Only materials whose product category has the Include in Mixture Weight toggle enabled are included in the Total Mixture Weight calculation. This lets you exclude packaging, consumables, or other non-production materials from the weight calculation.
Yield Rate & Scrap Rate
These rates are calculated automatically from the Net Yield and Total Mixture Weight:
- Yield Rate = Net Yield ÷ Total Mixture Weight × 100
- Scrap Rate = 100 − Yield Rate
For example, if a recipe has a Total Mixture Weight of 4.5 kg and a Net Yield of 1 kg, the Yield Rate is ~22.2% and the Scrap Rate is ~77.8%.
Extract Ratios
The Extract Ratios button normalises a full-batch recipe down to a per-unit recipe. This is useful when you have entered quantities for an entire production batch but want to store the recipe as a per-unit (per-portion) formula that the system can scale up during planning.

How It Works
When you click Extract Ratios, the system:
- Takes the current Per Unit Mixture Weight value (defaults to 1).
- Calculates a division factor:
Per Unit Mixture Weight ÷ Net Yield. - Scales every ingredient and sub-recipe quantity by this factor — each quantity is multiplied by the division factor.
- Sets the Net Yield to the Per Unit Mixture Weight value (since the recipe now represents one portion).
- Resets the Per Unit Mixture Weight to 1.
A confirmation dialog will ask if you want to override the ingredient quantities. Choose Yes to apply the scaling, No to update only yield values without changing quantities, or Cancel to abort.
Example
Suppose you have a batch recipe for Brownies:
| Before Extract | After Extract | |
|---|---|---|
| Cocoa Powder | 0.75 KG | 0.75 KG |
| Brown Sugar | 0.75 KG | 0.75 KG |
| Coconut Milk Ice Cream (sub-recipe) | 1 | 1 |
| Net Yield | 1 kg | 1 kg |
| Per Unit Mixture Weight | 1 kg | 1 |
In this example, the Per Unit Mixture Weight and Net Yield are already equal (both 1), so Extract Ratios would not change the quantities. However, if the recipe had been entered as a batch of 10 portions (Net Yield = 10 kg, Per Unit Mixture Weight = 1 kg), the division factor would be 1 ÷ 10 = 0.1, and all quantities would be divided by 10.
Use Extract Ratios when you first create a recipe from a real-world batch. Enter the full batch quantities, set the Per Unit Mixture Weight to the desired portion size, then click Extract Ratios. The system will scale everything down to a single portion, which can then be scaled back up automatically during planning.
Editing and Managing Recipes
Edit a Recipe
- Click the recipe's Product Code link in the list, or use the Actions menu (⋯) and select Edit.

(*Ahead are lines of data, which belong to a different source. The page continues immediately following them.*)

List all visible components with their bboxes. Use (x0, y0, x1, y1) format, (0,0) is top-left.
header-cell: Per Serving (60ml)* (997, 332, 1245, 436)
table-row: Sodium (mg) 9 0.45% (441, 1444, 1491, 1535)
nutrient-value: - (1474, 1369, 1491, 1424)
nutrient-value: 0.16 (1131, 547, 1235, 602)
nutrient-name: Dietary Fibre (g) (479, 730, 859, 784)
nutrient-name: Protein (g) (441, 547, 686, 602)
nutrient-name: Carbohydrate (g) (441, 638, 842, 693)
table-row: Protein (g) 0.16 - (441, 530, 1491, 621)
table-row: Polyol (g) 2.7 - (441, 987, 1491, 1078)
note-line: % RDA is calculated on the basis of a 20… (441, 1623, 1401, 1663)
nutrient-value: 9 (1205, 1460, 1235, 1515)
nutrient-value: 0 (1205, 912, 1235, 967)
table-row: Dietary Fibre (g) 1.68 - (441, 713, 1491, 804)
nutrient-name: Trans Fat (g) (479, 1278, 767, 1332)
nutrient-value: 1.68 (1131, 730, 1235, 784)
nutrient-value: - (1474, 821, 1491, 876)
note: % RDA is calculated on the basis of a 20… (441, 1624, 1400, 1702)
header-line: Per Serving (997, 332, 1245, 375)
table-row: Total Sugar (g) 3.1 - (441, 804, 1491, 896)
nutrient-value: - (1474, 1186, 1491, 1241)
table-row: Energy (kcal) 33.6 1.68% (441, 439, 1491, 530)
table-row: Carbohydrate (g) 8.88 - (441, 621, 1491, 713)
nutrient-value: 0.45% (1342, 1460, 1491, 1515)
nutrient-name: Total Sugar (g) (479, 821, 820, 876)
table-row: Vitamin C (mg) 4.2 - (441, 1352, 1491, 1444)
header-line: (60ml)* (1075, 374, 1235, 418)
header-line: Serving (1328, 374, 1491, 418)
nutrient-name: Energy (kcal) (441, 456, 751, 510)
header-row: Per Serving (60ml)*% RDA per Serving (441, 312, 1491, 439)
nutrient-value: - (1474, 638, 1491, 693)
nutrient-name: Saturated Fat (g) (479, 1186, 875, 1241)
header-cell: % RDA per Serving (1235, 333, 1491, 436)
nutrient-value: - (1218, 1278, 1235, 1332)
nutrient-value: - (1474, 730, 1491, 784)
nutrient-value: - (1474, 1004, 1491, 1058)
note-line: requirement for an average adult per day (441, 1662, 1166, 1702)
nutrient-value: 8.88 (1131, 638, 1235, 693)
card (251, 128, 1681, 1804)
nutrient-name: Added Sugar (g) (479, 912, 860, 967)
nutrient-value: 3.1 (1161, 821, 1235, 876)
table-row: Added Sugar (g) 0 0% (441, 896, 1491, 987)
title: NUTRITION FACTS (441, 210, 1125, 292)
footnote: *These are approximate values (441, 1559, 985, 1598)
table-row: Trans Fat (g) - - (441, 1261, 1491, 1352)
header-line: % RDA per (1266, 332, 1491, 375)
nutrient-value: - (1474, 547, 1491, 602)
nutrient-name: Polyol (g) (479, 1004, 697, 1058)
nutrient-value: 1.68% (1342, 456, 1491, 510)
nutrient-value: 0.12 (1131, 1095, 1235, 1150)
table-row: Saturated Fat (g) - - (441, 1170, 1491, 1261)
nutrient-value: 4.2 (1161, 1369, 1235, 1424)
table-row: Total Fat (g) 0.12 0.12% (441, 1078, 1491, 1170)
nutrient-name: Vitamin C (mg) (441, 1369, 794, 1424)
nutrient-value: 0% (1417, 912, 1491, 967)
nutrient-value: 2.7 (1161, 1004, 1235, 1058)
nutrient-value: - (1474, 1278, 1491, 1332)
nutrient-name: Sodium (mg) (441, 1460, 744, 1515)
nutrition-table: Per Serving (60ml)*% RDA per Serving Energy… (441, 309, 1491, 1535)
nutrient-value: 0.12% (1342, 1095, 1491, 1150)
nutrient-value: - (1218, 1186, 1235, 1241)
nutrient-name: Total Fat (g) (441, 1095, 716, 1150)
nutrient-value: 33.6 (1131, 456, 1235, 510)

- Make your changes and click Save.
Set a Recipe Active
A recipe must be set to Active before it can be used in production planning or executions:
- Open the recipe for editing.
- Change the Status from Draft to Active.
- Save the recipe.
Delete a Recipe
Use the Actions menu (⋯) on the list page and select Delete, or delete from the edit page.
Generate Recipe PDF
You can generate a printable PDF of one or more recipes:
- Single recipe: From the recipe edit page, click the PDF/print action.
- Multiple recipes: Select recipes in the list and use the bulk PDF action.
Permissions
| Permission | Description |
|---|---|
| View Production Blueprints | View the recipes list and detail pages |
| Create Production Blueprints | Create new recipes |
| Update Production Blueprints | Edit existing recipes |
| Delete Production Blueprints | Remove recipes |
| View Blueprint Costs | View cost information on recipes and PDFs |
How Recipes Link to the Flow
- Recipes are required for Planning — they provide the bill of materials and sub‑recipe dependencies.
- Ingredient requirements from recipes feed into Store Operations for picking/issuing materials.
- Sub‑recipe links drive the automatic creation of predecessor executions during planning.
See Production Planning and Production Executions.